I think is_image_ready() works fine. And the safest thing would be to
let read_frame() default to synchronous capture and have a
read_frame_asynch() for asynch (it can of course do the same as
read_frame() if the device doesn't support asynch or throw an
exception). Also, note that synch capture can always be implemented as
an asynch that waits for image to be ready:
vil_image_resource_sptr temp = read_frame_asynch();
The code for multiple asynch captures would look something like:
while ( !input1.is_image_ready()
&& !input3.is_image_ready() );
// process the frames
>>3. Another topic, which I'm definetely not familiar with (but need to do
>>the research on) is the writing to disk. In many live video processing
>>applications you might not need to write to disk, while in others your
>>sole need is to capture the stream to disk for offline processing. In
>>this case I am assuming that the frame grabbers have mechanisms to
>>directly transfer the acquired data from it's memory to the hard drive
>>with minimum utilization of the CPU. In this case, there is a need to be
>>able to connect a vidl2_istream with a vidl2_ostream with as little
>>overhead as possible, specifically without the extra image copying.
> I've also been thinking about this. Connecting a vidl2_istream to a
> vidl2_ostream should be as simple as passing each
> vil_image_resource_sptr from vidl2_istream.read_frame() to
> vidl2_ostream.write_frame(). The smart pointer will prevent extra
> copying of the image data. However, a bigger concern might be memory
> allocation. The istream will need to allocate new memory for each
> frame. The user will typically not want to overwrite the data from
> the previous frame. Yet, in some cases this is exactly what we want
> because it is faster and we no longer need the previous frame after it
> is used.
> I am thinking of adding a function that allows the user to optionally
> supply the memory to be used.
In the case of video capture (and I think this applies to file input as
well) you don't want to be allocating things per frame. I think you
should have a set of buffers allocated (vector<vil_image_resource_sptr>)
and cycle through it. For example in the case of double buffering you
can use two buffers, while you process one you capture in the other.
This can be handled in the vidl_istream class hidden from the user. The
user can always do a deep copy of his smart pointer handle if he wishes
not to let that frame be destroyed in the next acquisition.
What concerns me is that the buffers that vidl_istream allocates will be
in the heap, while I think we can have more efficient use of frame
grabbers through their API (MIL Lite for Matrox for example) to collect
to the memory in the frame grabber and copy from there directly to the
hard drive.

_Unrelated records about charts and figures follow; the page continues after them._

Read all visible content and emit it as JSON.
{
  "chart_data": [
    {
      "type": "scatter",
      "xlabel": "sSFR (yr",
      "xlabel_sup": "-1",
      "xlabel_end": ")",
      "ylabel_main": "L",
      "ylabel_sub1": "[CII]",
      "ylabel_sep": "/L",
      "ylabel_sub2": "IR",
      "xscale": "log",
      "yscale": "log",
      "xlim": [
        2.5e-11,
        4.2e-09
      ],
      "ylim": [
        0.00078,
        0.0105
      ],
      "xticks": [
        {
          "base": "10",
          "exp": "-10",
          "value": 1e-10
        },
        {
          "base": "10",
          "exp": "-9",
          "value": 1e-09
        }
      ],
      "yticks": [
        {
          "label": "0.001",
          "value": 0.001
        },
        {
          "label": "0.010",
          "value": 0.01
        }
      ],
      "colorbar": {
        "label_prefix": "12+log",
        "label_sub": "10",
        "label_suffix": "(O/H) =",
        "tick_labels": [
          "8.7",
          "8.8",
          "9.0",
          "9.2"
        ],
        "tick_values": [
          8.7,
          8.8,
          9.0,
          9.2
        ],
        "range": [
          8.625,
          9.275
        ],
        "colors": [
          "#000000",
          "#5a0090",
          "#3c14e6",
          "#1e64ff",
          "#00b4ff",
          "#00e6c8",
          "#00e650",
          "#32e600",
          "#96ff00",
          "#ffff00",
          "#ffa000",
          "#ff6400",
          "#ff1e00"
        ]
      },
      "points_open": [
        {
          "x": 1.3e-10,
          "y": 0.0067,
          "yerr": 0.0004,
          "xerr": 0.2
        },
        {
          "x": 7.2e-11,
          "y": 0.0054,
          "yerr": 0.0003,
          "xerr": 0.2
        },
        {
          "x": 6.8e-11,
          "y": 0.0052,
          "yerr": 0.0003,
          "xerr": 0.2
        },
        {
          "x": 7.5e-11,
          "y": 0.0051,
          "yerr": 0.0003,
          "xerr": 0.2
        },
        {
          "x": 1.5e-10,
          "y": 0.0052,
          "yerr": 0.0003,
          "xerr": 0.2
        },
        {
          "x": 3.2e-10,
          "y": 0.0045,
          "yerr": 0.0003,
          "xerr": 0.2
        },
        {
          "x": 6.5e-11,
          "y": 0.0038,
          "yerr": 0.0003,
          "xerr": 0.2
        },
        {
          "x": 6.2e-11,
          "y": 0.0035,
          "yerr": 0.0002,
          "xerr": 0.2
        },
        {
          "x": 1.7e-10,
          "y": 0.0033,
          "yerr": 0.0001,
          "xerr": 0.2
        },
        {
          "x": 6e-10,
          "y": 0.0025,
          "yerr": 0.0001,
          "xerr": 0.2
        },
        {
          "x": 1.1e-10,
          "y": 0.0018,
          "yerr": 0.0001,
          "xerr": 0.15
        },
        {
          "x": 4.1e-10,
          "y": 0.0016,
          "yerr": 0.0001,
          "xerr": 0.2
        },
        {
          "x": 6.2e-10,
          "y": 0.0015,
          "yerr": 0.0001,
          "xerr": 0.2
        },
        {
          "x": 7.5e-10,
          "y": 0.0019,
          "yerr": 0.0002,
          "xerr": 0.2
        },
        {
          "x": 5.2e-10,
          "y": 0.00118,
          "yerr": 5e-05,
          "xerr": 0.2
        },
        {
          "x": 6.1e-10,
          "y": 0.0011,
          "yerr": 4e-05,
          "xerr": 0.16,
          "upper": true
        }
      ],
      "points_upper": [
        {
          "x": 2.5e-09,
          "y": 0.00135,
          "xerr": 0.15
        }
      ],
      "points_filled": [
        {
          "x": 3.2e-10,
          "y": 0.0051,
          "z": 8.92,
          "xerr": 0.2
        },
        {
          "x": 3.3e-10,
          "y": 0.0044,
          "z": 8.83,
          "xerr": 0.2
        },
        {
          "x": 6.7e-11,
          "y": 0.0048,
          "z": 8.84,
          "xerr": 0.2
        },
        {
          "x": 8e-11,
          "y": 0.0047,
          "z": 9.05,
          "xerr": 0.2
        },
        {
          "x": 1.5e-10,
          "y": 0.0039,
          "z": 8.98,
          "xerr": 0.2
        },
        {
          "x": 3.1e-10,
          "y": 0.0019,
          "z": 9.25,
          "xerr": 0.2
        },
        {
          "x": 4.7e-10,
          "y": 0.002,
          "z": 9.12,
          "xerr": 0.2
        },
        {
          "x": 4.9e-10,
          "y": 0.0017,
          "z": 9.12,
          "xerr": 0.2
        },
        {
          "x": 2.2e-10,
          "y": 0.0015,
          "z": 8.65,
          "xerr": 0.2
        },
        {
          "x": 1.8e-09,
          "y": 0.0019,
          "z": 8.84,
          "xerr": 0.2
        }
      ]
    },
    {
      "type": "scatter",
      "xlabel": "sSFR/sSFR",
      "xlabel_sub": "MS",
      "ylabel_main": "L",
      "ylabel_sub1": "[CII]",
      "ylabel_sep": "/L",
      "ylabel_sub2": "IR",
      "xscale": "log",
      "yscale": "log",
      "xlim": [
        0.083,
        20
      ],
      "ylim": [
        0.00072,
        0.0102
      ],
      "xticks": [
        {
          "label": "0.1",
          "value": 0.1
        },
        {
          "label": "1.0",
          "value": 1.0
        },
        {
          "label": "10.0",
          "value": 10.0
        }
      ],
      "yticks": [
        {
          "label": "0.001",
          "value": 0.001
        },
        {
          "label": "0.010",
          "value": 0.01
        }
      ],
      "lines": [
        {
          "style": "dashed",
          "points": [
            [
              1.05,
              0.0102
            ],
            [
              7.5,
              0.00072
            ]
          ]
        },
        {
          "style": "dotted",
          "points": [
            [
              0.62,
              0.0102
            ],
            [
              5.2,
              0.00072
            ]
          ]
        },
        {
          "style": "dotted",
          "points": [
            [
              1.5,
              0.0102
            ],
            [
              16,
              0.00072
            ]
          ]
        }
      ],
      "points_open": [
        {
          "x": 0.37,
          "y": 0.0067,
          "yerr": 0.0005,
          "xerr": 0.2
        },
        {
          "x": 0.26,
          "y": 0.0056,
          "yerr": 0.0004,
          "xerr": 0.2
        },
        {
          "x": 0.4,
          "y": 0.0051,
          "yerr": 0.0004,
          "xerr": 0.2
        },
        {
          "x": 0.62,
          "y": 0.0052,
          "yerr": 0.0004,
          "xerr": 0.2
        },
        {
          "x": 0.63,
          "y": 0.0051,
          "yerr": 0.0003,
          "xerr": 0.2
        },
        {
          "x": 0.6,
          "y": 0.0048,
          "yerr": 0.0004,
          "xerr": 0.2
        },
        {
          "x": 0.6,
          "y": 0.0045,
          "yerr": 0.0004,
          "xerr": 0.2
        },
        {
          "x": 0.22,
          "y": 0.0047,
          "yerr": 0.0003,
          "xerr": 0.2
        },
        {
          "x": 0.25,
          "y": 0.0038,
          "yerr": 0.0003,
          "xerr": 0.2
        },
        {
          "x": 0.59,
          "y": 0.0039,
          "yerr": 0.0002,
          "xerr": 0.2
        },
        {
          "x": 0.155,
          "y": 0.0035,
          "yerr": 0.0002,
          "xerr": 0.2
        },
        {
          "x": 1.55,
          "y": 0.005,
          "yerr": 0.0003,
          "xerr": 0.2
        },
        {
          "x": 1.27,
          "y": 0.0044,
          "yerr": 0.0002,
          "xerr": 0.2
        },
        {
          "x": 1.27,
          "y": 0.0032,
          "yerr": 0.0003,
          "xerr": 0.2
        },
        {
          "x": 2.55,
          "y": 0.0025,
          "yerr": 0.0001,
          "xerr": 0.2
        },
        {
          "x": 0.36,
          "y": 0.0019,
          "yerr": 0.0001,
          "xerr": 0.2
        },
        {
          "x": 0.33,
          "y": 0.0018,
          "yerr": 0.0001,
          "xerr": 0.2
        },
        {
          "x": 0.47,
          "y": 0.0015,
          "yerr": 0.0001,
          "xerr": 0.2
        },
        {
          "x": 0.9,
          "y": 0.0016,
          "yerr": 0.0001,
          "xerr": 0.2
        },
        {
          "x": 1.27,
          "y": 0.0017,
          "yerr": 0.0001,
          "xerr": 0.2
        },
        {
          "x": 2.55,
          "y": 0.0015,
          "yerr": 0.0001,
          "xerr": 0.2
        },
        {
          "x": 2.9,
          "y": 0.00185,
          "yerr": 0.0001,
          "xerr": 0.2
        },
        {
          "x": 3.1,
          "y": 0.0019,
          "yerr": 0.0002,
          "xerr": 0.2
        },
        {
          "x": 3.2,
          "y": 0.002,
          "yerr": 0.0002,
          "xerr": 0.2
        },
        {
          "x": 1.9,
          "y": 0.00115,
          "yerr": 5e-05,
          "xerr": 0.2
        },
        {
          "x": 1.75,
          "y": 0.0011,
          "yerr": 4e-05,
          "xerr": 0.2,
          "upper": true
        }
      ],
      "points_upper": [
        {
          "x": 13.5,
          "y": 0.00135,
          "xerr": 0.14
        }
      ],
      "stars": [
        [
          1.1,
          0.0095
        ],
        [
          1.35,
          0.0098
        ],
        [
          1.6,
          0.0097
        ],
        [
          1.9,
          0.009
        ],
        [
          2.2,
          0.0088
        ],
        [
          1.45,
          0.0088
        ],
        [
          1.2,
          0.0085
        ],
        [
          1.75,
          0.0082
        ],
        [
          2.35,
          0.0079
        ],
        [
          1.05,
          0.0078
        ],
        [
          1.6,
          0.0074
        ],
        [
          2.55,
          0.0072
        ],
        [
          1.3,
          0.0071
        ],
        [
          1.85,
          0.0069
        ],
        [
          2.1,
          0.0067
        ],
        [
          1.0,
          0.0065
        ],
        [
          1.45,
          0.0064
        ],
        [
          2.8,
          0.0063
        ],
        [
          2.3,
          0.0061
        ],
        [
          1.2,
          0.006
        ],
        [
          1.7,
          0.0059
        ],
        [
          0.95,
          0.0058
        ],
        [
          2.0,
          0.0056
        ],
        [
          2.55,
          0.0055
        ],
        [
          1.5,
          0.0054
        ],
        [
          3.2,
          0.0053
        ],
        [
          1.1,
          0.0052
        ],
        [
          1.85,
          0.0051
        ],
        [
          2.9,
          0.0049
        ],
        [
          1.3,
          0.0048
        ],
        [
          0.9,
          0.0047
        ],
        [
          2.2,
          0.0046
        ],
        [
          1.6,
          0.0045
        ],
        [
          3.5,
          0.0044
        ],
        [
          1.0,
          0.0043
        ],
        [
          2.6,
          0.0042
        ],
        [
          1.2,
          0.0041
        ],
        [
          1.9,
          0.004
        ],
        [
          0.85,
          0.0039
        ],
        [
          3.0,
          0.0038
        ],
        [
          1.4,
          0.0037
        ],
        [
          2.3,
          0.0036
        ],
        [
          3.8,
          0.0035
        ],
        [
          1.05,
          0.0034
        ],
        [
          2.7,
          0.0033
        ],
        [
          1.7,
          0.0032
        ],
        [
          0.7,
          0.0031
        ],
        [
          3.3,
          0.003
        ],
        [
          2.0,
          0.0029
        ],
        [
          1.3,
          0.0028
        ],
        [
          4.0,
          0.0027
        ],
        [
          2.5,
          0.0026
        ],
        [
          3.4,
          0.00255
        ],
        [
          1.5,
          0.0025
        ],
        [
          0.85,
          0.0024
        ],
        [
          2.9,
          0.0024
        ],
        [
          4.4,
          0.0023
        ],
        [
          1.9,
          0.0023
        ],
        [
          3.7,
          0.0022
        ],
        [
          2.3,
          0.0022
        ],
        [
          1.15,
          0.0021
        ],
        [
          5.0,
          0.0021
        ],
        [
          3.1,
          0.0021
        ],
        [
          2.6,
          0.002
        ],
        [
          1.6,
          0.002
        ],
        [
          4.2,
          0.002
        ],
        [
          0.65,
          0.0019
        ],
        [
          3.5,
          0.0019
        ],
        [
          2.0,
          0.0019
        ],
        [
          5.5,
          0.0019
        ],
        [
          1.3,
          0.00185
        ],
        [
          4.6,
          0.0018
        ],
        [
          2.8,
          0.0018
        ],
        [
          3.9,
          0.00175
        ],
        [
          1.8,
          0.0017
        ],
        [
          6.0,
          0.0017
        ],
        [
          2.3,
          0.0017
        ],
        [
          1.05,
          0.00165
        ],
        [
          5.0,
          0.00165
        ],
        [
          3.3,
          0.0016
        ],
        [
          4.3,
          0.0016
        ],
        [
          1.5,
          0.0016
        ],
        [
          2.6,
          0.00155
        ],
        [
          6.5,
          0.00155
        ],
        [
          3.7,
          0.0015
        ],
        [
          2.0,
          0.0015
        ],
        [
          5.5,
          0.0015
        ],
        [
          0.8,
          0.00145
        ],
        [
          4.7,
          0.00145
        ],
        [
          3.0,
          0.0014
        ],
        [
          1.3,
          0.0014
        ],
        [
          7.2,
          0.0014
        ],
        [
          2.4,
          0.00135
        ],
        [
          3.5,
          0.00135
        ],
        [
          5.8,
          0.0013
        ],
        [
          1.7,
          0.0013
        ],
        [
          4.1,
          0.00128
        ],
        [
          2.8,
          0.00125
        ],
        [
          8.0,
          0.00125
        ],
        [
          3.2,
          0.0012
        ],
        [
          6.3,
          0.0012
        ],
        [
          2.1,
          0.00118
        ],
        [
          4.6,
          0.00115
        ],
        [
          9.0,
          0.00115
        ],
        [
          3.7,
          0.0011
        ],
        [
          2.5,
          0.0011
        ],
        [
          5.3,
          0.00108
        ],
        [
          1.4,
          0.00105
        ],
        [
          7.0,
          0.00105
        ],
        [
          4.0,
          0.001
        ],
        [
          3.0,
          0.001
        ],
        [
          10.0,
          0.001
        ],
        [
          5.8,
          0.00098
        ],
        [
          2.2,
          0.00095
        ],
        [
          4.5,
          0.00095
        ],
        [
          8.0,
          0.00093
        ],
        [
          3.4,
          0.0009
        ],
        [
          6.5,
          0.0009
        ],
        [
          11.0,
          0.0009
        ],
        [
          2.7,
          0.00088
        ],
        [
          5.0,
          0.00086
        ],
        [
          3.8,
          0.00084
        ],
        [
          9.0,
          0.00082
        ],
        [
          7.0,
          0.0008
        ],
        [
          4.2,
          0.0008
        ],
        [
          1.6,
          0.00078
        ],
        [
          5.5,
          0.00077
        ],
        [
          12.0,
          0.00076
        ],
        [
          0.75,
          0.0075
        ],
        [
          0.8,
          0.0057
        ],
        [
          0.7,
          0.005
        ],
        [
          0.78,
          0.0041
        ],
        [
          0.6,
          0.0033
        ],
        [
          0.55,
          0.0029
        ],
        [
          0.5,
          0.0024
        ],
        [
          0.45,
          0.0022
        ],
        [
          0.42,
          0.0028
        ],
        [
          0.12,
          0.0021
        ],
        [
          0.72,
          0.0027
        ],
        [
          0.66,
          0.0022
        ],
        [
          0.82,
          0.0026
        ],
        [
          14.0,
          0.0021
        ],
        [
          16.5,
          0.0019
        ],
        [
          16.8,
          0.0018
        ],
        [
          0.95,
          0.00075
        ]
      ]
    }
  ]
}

In this case I'm not sure we will be able to wrap this to a
For example for MIL/Matrox the API is as follows:
// over simplified sequence to give an idea...
MdigGrab(dig_id, buff_id); // grabs the frame to device
MbufGet(buff_id, (void *) image); // copy the buffer from device
// to user supplied memory
MbufExport("file.bmp", M_BMP, buff_id); // save buffer to disk
dig_id and buff_id are integer identifiers that are used internally to
identify previously allocated resources.
The thing to note here is that if I want to pass the image from device
to disk directly I don't need the MbufGet function call. So, a
vidl_istream::read_frame() would usually wrap the MdigGrab and MbufGet
calls and I would use the vidl_ostream::write_frame() to save the frame.
But this is inefficient because I could have done this without the extra
image copy (MbufGet) which is expensive... I think this is true for any
device that can handle DMA memory (that is, you don't have a handle on
the frame unless you copy it into vidl_istream supplied memory like
MbufGet does), but I'm not sure.
Did I explain my concerns correctly? Any ideas on how to handle such
issues in an efficient way?
> Any contribution you can make will be greatly appreciated. I know
> several people who have been looking for a way to read and write video
> files using DirectShow in VXL.
Well, I am putting some thoughts together as you can see by this email
and I will soon be submitting some code. I guess we need to refine the
interface, but things are looking good. Thanks for taking this project
up. IMHO, frame grabber/camera capture is really missing from the core VXL.